SEATTLE — Assistive technology (AT) is equipment used to increase or maintain the functional capabilities of people with disabilities. From prosthetics to educational software, different disabilities necessitate different assistive technologies. In developing countries, it has been estimated that nine out of 10 people in need of assistive technology do not receive it. This negatively affects both those with disabilities and their community. Without assistive technology, people with disabilities lead less productive lives and their communities suffer without the utilization of precious human capital.
AT-Info-Map Looks to Fill a Gap in Access to Assistive Technology in Africa
Around 85 to 95 percent of people in need of assistive technology in Africa do not receive it. The largest obstacles in southern Africa to acquiring assistive technology are a lack of knowledge of the availability of AT equipment, a shortage of service providers and a lack of prerequisite funds. To meet this need, and in conjunction with funding through the Google Impact Challenge, the Assistive Technology Information Mapping Project (AT-Info-Map) was launched in April 2016. The project has other partners, notably the University of Washington and Dimagi. The purpose of the AT-Info-Map Project is to improve access to assistive technologies in southern Africa and, eventually, other developing countries.

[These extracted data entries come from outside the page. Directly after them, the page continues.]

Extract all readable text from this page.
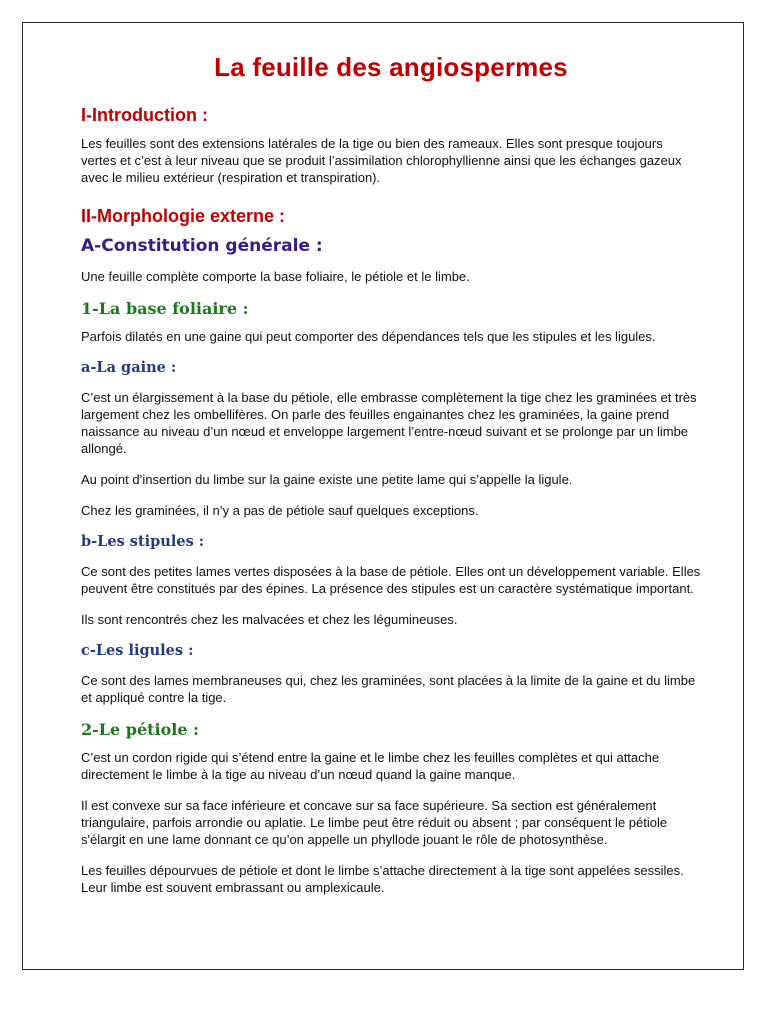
La feuille des angiospermes
I-Introduction :

Les feuilles sont des extensions latérales de la tige ou bien des rameaux. Elles sont presque toujours vertes et c’est à leur niveau que se produit l’assimilation chlorophyllienne ainsi que les échanges gazeux avec le milieu extérieur (respiration et transpiration).

II-Morphologie externe :
A-Constitution générale :

Une feuille complète comporte la base foliaire, le pétiole et le limbe.

1-La base foliaire :

Parfois dilatés en une gaine qui peut comporter des dépendances tels que les stipules et les ligules.

a-La gaine :

C’est un élargissement à la base du pétiole, elle embrasse complètement la tige chez les graminées et très largement chez les ombellifères. On parle des feuilles engainantes chez les graminées, la gaine prend naissance au niveau d’un nœud et enveloppe largement l’entre-nœud suivant et se prolonge par un limbe allongé.

Au point d’insertion du limbe sur la gaine existe une petite lame qui s’appelle la ligule.

Chez les graminées, il n’y a pas de pétiole sauf quelques exceptions.

b-Les stipules :

Ce sont des petites lames vertes disposées à la base de pétiole. Elles ont un développement variable. Elles peuvent être constitués par des épines. La présence des stipules est un caractère systématique important.

Ils sont rencontrés chez les malvacées et chez les légumineuses.

c-Les ligules :

Ce sont des lames membraneuses qui, chez les graminées, sont placées à la limite de la gaine et du limbe et appliqué contre la tige.

2-Le pétiole :

C’est un cordon rigide qui s’étend entre la gaine et le limbe chez les feuilles complètes et qui attache directement le limbe à la tige au niveau d’un nœud quand la gaine manque.

Il est convexe sur sa face inférieure et concave sur sa face supérieure. Sa section est généralement triangulaire, parfois arrondie ou aplatie. Le limbe peut être réduit ou absent ; par conséquent le pétiole s'élargit en une lame donnant ce qu’on appelle un phyllode jouant le rôle de photosynthèse.

Les feuilles dépourvues de pétiole et dont le limbe s’attache directement à la tige sont appelées sessiles. Leur limbe est souvent embrassant ou amplexicaule.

Using a mobile app designed by Dimagi, the AT-Info-Map Project is currently mapping and organizing assistive technology suppliers, products and service providers in 10 southern African countries. The mobile app takes this information and helps those seeking assistive technology in Africa easily locate the AT they need. Further, the app provides a user-friendly mechanism to efficiently connect users to a local vendor to purchase the equipment.
Study Demonstrates Success of AT-Info-Map Program in Botswana
A pilot program for the AT-Info-Map mobile application was launched in Botswana in 2016. A recent study set out to determine the effectiveness of the first run of the application. Released in 2018, the case study concluded a generally positive result from the pilot program. Participants in the program, service providers and representatives from NGOs in Botswana were excited by the AT-Info-Map mobile application. The study stated that many participants liked the location service of the app, which helped users find the nearest supplier for their assistive technology needs.
While many expressed their desire to continue using the application, some obstacles did show themselves along the way. Many people with disabilities could not afford a mobile device, partly because these devices are expensive in Botswana and partly because of the high poverty rates among people with disabilities. To make matters worse, telecommunications in sub-Saharan Africa are generally underdeveloped. In struggling communities within an already developing region, this leads to low acquisition rates of AT, and the issue is compounded when people with disabilities do not have the tools to find the equipment they need.
In response to these obstacles, in early 2018 AT-Info-Map launched the Assistive Technology Database, which puts content from the mobile app onto a website so that there are more options for potential users to find assistive technology.
In part because of the early success of the AT-Info-Map mobile application in Botswana, the organization has begun expanding its scope of operation. In February 2018, the organization released plans to expand into five more African countries: Mozambique, Angola, Swaziland, Namibia and Zimbabwe.
The acquisition of assistive technology in Africa and other developing regions of the world allows people with disabilities to live far more productive and fulfilling lives. There is a massive gap in acquisition rates of AT between developed and developing countries. Poverty and geographic isolation prevent many from getting the equipment they need. Through programs like AT-Info-Map, the unmet need for local, cost-effective and quality equipment can be fulfilled in the developing world and the poverty-stricken communities within it.